A safari vest and plastic jungle hat are ready for checkout from the Lewiston City Library. That might not be what patrons typically picture on a library shelf, but Assistant Director Heather Stout believes they belong there.
Building early literacy skills for kids who aren’t yet in school isn’t about teaching them to read, Stout explained, it’s about getting them ready to read once they are in school — and that’s where the jungle hat comes in. The hat is a catalyst for developing narrative skills, which is technically what’s happening when your child puts it on and goes off to hunt for tigers in her bedroom.
And that’s why you can find a jungle hat — along with a safari vest, animal matching game, sturdy wooden jungle animal shape sorter, animal board book, picture book set in Tanzania and several activity sheets inside the Jungle kit, one of nearly 50 such literacy play kits that can be checked out from the library.

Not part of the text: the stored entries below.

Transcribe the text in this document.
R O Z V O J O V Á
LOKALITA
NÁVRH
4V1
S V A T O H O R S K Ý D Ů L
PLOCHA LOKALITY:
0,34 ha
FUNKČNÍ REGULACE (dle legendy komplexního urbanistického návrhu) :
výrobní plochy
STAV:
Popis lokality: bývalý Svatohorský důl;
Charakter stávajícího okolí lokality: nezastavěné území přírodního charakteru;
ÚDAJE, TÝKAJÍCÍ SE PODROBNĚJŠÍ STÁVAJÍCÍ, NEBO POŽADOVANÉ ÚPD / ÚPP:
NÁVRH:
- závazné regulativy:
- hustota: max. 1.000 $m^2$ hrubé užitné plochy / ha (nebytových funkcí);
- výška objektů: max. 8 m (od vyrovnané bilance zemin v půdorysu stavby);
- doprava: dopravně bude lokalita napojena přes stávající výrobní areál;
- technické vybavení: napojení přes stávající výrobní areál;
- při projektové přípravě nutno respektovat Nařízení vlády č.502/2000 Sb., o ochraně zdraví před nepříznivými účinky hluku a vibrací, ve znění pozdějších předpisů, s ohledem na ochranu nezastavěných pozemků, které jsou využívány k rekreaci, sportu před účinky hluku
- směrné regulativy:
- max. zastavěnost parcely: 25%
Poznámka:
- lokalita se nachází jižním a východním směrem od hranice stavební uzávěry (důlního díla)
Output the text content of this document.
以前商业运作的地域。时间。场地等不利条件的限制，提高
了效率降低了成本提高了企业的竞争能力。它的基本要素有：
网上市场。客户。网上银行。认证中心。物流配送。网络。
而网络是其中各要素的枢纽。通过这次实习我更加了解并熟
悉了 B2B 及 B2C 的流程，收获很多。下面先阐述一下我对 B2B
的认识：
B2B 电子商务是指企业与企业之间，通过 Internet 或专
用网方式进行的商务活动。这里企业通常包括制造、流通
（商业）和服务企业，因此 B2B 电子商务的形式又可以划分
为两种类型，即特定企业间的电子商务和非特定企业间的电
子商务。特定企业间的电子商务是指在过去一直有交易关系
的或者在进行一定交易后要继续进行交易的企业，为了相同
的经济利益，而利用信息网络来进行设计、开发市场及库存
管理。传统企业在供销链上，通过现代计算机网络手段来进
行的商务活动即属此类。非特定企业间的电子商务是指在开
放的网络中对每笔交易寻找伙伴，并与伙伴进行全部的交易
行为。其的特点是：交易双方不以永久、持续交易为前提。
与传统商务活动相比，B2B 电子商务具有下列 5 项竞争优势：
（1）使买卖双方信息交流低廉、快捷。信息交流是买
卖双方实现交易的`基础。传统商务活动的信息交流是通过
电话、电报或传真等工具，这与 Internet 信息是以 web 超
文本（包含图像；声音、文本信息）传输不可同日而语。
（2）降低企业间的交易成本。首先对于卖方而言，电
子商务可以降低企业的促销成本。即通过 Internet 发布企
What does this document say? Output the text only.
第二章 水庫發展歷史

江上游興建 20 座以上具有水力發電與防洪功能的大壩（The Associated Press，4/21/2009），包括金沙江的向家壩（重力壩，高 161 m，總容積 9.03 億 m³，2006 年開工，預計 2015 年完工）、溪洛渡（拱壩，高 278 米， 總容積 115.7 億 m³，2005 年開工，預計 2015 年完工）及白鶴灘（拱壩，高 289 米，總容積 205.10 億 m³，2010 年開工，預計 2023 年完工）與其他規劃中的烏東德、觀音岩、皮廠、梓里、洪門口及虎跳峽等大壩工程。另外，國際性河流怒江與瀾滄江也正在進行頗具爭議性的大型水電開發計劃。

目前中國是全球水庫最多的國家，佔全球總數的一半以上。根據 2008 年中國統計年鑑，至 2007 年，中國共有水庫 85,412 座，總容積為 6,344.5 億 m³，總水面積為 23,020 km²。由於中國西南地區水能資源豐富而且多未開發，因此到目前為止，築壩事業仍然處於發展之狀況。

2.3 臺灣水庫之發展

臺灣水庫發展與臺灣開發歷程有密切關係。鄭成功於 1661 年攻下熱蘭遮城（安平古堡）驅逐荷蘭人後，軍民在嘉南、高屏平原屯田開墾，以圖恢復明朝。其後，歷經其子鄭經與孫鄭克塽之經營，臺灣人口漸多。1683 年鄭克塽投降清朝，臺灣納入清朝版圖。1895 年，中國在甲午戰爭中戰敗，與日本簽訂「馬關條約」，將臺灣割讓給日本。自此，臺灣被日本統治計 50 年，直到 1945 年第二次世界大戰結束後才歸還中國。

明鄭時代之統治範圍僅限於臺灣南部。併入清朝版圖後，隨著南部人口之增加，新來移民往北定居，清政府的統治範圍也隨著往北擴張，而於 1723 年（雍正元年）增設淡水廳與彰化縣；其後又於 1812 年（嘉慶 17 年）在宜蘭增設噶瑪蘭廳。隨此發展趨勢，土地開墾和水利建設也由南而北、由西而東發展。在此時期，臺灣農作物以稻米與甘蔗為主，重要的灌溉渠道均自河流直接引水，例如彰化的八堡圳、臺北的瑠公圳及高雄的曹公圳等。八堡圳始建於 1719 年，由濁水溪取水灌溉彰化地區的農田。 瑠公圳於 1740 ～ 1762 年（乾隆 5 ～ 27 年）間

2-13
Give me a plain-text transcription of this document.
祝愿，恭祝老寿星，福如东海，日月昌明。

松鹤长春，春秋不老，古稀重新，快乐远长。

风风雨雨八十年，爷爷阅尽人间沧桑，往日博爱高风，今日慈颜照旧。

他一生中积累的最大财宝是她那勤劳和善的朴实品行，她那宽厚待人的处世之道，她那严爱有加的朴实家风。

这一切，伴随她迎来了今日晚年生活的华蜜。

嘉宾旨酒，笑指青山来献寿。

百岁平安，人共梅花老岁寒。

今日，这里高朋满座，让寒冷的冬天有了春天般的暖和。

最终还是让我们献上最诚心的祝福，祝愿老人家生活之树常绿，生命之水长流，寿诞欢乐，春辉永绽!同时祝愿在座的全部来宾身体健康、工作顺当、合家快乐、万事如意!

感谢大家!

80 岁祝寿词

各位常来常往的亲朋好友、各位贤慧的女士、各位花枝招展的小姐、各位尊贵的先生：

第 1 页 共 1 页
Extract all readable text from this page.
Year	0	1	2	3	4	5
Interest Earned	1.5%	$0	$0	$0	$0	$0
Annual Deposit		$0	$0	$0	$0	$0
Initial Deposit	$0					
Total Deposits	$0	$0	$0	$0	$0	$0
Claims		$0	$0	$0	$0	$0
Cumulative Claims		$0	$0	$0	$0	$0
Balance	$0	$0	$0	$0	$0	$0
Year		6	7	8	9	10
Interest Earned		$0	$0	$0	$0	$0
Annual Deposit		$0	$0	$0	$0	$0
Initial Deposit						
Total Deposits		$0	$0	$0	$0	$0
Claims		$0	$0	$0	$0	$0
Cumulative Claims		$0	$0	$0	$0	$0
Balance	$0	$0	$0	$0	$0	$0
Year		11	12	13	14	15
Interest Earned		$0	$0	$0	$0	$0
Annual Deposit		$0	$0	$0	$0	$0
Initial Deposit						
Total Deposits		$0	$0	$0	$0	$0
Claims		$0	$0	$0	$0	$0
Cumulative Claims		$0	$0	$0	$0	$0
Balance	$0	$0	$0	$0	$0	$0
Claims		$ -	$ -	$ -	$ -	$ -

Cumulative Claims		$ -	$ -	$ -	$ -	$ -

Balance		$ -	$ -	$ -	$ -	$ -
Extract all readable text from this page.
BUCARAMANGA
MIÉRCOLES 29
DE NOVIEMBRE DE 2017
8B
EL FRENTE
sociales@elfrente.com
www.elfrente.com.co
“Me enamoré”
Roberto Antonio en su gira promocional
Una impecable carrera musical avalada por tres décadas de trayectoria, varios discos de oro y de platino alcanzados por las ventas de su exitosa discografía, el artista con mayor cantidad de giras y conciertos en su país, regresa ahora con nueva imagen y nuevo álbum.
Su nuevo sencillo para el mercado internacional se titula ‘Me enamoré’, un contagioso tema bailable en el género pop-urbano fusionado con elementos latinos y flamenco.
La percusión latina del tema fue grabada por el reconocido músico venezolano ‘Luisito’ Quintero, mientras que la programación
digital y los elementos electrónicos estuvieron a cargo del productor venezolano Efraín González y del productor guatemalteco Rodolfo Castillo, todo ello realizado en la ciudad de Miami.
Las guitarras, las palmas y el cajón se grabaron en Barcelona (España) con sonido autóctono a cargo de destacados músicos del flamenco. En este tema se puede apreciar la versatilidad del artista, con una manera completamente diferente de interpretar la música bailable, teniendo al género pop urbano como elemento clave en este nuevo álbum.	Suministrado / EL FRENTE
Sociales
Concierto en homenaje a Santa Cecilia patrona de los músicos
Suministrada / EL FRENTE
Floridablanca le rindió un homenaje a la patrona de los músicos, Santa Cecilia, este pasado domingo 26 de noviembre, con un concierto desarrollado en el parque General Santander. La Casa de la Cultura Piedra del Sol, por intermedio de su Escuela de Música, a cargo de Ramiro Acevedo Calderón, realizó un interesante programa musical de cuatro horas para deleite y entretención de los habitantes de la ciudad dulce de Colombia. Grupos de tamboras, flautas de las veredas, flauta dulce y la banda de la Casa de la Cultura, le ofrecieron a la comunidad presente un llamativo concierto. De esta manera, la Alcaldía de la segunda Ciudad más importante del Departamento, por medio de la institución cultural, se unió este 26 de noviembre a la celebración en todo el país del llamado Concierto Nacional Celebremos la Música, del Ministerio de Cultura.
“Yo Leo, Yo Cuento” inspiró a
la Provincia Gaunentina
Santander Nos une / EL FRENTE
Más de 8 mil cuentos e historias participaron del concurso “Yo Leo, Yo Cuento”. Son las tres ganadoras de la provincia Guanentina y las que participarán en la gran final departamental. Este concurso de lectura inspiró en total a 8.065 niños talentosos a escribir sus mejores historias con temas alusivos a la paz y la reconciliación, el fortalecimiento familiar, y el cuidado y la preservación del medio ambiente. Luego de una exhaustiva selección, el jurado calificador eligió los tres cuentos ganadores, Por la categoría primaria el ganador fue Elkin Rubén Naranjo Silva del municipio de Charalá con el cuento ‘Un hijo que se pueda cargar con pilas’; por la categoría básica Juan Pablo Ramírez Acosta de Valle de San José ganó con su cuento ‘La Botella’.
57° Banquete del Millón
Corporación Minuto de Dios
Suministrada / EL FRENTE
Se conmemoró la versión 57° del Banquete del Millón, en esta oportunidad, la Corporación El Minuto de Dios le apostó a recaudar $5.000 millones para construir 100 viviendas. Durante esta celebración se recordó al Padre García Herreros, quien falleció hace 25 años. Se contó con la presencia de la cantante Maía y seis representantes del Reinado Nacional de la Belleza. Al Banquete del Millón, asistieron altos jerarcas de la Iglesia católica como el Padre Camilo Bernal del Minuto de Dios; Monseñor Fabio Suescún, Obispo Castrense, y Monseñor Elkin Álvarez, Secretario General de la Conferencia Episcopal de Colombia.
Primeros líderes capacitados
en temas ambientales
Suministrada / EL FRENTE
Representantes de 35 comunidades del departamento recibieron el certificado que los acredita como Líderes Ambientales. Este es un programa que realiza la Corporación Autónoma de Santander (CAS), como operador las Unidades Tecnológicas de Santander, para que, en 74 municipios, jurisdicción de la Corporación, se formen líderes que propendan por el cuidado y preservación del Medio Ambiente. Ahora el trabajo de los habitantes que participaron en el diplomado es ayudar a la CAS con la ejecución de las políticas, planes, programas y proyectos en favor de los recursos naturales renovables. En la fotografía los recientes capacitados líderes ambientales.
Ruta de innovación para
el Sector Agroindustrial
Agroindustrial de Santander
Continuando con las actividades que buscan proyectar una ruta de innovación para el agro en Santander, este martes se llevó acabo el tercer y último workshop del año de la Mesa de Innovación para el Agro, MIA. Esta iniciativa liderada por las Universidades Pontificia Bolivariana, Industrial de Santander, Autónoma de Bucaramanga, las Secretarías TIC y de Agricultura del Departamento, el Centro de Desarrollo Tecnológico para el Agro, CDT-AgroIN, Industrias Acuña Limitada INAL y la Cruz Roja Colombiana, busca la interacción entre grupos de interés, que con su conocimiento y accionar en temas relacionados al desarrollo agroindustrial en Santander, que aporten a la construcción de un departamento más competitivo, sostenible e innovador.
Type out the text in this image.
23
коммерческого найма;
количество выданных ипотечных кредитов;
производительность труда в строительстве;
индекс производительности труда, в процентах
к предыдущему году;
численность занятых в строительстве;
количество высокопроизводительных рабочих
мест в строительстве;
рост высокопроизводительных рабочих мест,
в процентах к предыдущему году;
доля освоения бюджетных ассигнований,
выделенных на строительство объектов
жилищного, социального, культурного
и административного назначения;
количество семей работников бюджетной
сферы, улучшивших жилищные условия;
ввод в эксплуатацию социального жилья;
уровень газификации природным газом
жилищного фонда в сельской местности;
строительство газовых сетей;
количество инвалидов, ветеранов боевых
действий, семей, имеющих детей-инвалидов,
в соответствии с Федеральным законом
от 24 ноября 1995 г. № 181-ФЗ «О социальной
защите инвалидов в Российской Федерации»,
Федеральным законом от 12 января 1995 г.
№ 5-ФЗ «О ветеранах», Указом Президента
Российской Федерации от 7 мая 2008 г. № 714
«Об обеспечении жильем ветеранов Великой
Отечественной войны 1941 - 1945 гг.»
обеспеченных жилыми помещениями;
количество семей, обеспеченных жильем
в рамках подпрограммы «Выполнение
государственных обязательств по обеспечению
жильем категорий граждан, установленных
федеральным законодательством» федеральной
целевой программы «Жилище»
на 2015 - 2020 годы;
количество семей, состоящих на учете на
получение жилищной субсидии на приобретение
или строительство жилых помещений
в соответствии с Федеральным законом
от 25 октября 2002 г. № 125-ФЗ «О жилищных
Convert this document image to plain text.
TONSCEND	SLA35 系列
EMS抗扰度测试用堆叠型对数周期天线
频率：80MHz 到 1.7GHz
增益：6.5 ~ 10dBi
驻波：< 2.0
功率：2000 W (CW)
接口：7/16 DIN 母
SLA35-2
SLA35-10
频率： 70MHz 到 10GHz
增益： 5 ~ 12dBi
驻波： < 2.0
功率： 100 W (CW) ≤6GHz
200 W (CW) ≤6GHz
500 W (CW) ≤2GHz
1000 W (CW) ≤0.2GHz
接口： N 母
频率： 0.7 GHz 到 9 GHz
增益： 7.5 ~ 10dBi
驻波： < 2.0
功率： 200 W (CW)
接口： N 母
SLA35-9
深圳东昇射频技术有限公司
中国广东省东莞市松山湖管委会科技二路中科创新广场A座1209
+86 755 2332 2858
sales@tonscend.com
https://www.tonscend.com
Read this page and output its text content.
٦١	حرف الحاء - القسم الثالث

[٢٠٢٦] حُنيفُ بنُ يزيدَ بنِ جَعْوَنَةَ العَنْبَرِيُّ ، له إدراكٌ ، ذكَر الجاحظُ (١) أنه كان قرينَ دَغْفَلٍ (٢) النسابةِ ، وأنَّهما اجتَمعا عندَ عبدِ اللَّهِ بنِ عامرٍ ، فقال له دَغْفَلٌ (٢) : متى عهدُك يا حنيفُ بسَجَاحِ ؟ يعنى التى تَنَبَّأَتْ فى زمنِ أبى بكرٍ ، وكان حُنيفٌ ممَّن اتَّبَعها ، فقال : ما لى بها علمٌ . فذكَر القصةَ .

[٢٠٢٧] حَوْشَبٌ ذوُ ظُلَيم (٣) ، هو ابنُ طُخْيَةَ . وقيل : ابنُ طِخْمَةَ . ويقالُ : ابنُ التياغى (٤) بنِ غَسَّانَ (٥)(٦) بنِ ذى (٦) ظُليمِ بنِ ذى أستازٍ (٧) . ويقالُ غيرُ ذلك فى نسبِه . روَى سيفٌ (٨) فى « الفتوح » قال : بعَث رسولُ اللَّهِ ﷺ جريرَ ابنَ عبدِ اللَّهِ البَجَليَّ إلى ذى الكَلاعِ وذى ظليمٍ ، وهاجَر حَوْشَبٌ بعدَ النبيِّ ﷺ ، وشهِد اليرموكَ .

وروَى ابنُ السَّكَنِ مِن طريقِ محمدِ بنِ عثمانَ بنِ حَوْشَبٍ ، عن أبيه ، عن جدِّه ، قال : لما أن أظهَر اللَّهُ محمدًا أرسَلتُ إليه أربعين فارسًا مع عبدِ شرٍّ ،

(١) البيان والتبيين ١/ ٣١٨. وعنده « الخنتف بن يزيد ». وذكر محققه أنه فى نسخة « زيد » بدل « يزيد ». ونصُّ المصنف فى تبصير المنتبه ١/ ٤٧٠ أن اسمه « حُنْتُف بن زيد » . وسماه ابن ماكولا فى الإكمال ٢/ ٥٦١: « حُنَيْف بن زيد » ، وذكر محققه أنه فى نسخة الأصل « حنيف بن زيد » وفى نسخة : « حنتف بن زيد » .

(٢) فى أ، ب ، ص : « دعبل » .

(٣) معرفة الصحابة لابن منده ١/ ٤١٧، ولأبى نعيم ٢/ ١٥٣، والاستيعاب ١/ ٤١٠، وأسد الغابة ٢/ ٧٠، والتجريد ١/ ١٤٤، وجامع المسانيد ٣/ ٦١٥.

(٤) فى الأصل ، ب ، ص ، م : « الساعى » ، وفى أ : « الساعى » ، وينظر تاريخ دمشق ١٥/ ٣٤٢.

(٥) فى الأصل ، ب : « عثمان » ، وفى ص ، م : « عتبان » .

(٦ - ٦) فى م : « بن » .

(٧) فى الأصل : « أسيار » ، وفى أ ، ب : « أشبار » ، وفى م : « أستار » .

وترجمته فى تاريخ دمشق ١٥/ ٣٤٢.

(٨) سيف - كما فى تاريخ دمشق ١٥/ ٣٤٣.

If this kind of learning sounds suspiciously fun, there’s plenty of kids who agree. The kits are a popular check-out item — the Doctor’s Office kit (with a coat and examination tools), Grocery Store kit (with a play cash register) and Animal Diversity kit (with several dress up noses, ears and tails) are among the favorites. Each kit comes with books, activities and items for play.
The first 20 literacy play kits were introduced when the library moved to its current location, though work began on them long before then. Although building early literacy through play is an emphasis for libraries nationwide, the idea of making related items available for check-out wasn’t something Stout had seen anywhere. She credits grant money and a group of retired teachers with getting the idea off the ground. Additional grants and community sponsorships have made later additions possible.
Potlatch Federal Credit Union is the first business to sponsor a kit and three Money Smarts kits were added to the collection last November. The contents are similar to those of the other kits, but with a money theme: an illustrated story about saving money, a money-related board book for younger users and billfold with play money. Also included are re-usable writing activity sheets, a cut-and-paste worksheet, a collection of simple poems and other activities. As a bonus, kids who check out the Money Smarts kit get to keep the plastic Potlatch credit union piggy bank that comes with it.
“It’s all about having fun and playing and through the play they’re building their knowledge base,” Stout said. The Money Smarts kit, for example, introduces counting, money recognition and the concept of saving in a simple, playful way and utilizes several early literacy skills like rhyming, writing and learning new words.
Their take-home popularity was no surprise for Stout — what was, however, was the amount of in-library use they get. Not only do grandparents, moms and dads pull out the sets when they’re visiting for storytime, but Stout has noticed that some parents meet at the library for playdates to play with them. Another thing she noticed over the holiday season was grandparents who checked them out for visiting grandkids.
The literacy play kits have a two-week check-out time and can be reserved online like any other Valnet item. The kit items are labeled and each kit includes a content list to minimize lost items, which are an inevitability. Returned kits are disinfected and replenished prior to reshelving.
Take-home learning play is available at other regional libraries including:
“L.O.C.K.E.R. Boxes from Neill Public Library in Pullman, which stands for “Learning Opportunities, Connecting Kids, Experiencing Reading.” Each of the 28 kits available for check-out includes items such as books, DVDs, activities and manipulatives.
Bonnie Belle bags from the Whitman County Library. Each of the nearly 20 take-home backpacks are age-specific and have a different theme. They’re available from various branches of the Whitman County Library.